Shooting modes include:
- Auto: Fully automatic Point-and-Shoot mode with with no user input – the camera sets all exposure parameters
- EXR Auto: Automatic exposure – like Auto mode, but users can select from three image capture options via the menu: resolution priority (HR), high ISO and low noise (SN), or dynamic range priority (DR). HR mode uses the full sensor resolution, while SN and DR modes produce images with 8MP (50%) resolution.
- ADV (Advanced): The F800 allows the user to select between two fully automatic shooting modes – pro-focus or pro-low light.
- SP1/SP2 (Scene mode) Users can pre-select two preferred scene modes
- Program: Auto exposure with limited user input.
- Aperture priority: Users select the aperture and the camera selects an appropriate shutter speed.
- Shutter priority: Users select shutter speed and the camera selects an appropriate aperture.
- Manual: Users select all exposure parameters.
- Panorama: Allows the user to stitch together images to form panoramas by rotating the camera through 120, 180, or 360° during capture.
- Movie: Capture video in full HD 1920 x 1080p resolution at 30 fps.

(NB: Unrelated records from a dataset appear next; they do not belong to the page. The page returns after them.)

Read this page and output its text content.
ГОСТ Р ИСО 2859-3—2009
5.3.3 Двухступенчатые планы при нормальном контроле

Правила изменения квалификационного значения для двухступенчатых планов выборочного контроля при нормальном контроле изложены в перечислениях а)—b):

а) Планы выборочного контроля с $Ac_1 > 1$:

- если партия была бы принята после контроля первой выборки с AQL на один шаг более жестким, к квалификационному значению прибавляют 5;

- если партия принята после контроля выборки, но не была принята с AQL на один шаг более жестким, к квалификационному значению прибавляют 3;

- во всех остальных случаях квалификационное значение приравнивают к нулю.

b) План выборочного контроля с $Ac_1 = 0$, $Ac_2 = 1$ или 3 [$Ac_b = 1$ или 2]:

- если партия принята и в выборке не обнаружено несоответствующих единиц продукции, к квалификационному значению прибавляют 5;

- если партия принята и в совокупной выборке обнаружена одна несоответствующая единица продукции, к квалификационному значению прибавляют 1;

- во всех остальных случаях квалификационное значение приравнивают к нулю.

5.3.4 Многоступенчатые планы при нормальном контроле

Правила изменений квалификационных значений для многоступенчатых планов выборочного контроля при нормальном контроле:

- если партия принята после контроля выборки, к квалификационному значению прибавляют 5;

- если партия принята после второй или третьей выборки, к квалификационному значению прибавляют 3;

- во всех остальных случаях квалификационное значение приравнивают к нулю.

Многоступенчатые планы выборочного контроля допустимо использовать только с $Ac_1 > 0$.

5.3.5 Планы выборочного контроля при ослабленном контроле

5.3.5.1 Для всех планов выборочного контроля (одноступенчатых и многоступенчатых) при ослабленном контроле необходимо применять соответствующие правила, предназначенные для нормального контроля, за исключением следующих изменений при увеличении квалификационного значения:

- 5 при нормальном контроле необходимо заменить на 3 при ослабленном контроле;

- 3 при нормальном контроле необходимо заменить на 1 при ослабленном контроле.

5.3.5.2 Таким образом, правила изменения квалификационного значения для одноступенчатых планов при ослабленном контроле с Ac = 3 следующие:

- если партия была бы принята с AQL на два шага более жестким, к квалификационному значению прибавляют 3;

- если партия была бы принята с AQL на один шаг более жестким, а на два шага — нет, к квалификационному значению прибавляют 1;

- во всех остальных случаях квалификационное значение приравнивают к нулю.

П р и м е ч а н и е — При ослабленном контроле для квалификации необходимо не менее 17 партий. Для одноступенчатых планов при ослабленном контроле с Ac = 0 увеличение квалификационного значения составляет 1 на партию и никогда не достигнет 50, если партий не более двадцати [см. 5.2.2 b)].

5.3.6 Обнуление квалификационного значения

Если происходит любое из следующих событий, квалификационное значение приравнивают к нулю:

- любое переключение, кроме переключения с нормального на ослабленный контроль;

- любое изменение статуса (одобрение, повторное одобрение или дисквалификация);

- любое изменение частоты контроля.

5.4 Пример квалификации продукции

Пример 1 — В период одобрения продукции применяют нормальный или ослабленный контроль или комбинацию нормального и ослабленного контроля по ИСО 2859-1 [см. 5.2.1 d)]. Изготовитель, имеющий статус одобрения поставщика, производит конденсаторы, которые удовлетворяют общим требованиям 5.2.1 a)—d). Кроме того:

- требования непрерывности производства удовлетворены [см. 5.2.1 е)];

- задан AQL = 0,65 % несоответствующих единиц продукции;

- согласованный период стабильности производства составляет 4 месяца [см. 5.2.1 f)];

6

Like most currently available digicams the F800EXR doesn’t provide an optical viewfinder so the LCD screen must be used for all framing/composition, image review, WiFi, and menu access chores. The F800EXR may lack an optical viewfinder, but it makes up for this omission (somewhat) by featuring a large 3.0 inch LCD screen with twice the 230K resolution that was the industry standard LCD resolution just a couple of years ago. The F800EXR’s wide-viewing angle (160 degrees) 3.0 inch TFT LCD is bright and quite sharp (460,000 pixels), hue (color) accurate, fluid, and the info display provides all the information this camera’s target audience is likely to need. The LCD gains up (automatically increases brightness) in dim lighting and brightness can also be adjusted to the individual shooter’s preferences via the set-up menu. The F800’s 3.0 inch LCD screen does not feature either touchscreen controls or the ability to tilt and/or swivel. Some earlier Fuji digicams featured LCDs that were too shiny, making them almost useless in bright outdoor lighting. The F800EXR shows marked improvement over its predecessors in this area — the anti-glare/anti-reflection LCD coating is noticeably better than average for digicams in this class.